Writing the Bethel Story
This month, a project that has been years in the making will come to fruition. “With Christ at the Helm: The Story of Bethel College,” written by Dennis Engbrecht, Ph.D., professor of history, details God’s transformative work through the people and students of Bethel College from its founding in 1947 to today.
Engbrecht was commissioned to write the history by former President Steven Cramer, Ph.D. ’75, prior to Cramer’s retirement in 2013. This was at the same time Engbrecht transitioned from his senior vice president role to professor.
“It was actually written into my faculty contract [to write the book] and then President Chenoweth affirmed that commission,” Engbrecht says. “I got to do the two things I loved most: get back to the classroom and write!”
Engbrecht has deep Bethel connections. He came to campus with his family in 1951, when his father was a student, and spent his early years on the grounds. He became well acquainted with several of the college’s founders. Engbrecht studied at Bethel from 1967-1970; he returned in 1986 as vice president for student development and has served the college in various roles for nearly 31 years.

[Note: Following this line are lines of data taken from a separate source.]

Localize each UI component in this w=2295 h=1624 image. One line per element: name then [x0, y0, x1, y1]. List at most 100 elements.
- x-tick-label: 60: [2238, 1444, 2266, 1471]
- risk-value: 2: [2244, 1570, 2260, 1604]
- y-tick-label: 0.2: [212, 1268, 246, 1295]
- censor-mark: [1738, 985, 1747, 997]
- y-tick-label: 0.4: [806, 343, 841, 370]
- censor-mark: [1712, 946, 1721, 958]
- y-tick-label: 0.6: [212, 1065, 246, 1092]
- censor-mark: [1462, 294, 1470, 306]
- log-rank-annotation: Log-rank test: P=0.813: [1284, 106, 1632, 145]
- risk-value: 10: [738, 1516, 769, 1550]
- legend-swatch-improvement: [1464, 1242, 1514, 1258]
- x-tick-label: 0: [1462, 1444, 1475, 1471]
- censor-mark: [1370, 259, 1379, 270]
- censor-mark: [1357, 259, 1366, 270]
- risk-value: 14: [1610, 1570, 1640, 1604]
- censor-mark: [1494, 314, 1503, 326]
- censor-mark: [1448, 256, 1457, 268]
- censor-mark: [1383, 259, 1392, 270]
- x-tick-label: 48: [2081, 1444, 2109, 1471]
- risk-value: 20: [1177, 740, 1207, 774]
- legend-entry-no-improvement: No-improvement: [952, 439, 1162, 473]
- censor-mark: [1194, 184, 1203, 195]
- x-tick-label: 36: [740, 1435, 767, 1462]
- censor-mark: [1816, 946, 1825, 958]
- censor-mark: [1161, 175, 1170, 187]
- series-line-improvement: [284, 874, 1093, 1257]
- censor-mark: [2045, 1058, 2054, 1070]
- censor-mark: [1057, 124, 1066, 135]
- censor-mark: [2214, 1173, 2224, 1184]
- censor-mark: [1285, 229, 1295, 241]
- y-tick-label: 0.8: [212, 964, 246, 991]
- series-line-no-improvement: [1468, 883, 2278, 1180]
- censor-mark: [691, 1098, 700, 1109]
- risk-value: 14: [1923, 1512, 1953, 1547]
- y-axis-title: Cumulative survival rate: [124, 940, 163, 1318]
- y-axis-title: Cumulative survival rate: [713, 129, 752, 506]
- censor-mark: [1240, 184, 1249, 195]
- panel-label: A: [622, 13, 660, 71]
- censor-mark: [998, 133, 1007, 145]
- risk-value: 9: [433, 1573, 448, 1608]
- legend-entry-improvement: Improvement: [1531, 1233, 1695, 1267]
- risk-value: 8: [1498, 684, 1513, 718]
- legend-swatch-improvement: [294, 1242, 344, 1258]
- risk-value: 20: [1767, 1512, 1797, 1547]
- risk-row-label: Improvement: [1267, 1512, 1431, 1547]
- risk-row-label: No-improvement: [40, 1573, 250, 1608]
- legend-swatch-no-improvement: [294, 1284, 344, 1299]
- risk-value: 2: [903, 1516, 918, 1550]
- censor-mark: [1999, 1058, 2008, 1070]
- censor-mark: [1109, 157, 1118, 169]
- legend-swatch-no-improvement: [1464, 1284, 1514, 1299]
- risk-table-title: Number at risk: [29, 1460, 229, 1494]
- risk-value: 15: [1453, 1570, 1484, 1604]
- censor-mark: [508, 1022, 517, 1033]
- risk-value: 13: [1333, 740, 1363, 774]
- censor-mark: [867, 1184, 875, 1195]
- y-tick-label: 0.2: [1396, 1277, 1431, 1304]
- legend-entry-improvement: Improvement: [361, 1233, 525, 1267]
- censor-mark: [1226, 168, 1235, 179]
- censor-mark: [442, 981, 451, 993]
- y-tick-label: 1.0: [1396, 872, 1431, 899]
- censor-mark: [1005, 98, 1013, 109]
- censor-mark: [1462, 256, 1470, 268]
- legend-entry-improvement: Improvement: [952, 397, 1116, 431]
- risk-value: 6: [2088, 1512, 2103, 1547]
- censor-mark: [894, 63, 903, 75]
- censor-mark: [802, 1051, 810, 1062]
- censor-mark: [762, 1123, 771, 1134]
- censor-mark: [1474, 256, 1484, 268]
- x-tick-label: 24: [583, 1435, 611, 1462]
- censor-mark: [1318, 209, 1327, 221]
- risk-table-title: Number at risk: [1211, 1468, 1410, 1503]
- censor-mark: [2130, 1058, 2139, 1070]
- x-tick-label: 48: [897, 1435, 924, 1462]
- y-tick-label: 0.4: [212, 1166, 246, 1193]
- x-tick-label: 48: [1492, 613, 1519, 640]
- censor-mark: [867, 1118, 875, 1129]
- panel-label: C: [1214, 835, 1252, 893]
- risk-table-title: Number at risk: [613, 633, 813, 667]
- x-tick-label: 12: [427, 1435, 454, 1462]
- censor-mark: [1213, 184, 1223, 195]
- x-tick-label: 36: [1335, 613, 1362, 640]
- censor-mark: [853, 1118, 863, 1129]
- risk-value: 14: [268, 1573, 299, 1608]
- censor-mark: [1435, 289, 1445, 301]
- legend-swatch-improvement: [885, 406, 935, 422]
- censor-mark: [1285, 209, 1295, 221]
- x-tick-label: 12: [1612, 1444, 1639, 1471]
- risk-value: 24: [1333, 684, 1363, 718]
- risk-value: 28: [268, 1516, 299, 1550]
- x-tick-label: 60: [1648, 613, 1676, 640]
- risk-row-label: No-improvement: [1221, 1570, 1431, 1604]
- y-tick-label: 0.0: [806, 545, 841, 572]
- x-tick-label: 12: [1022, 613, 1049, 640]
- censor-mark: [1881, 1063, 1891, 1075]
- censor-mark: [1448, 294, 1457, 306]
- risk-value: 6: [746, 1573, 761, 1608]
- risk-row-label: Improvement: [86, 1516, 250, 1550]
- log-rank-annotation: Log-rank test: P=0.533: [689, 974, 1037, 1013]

Before he began to write, Engbrecht did a significant amount of research, spending countless hours in the college archives, going through everything from Board minutes to looking through student newspapers and yearbooks.
Next, he conducted extensive interviews with people who had lived throughout Bethel’s history: Virginia Krake
’49, Gordon Bacon ’49, Jim Bennett ’61, Al Beutler ’51 … among many others. He was also able to use notes from his interview in the 1980s with Stanley Taylor, a professor an and administrator at the college’s founding.
“Every time I would write something from an era, I would have someone from that era read it and [I would] ask, was it accurate and was it fair?”
Throughout his research, Engbrecht noticed the following theme: “The perseverance of God — the presence of God. The persistence of God to be faithful, even when the campus was going through struggle.”
The book is published by Bethel Publishing House*, with printing funded through a generous grant from the Muselman Family Foundation. It will be available April 24.
*Bethel Publishing House, founded by J.A. Huffman in 1907, is the dormant publishing wing of the Missionary Church. Used by special permission.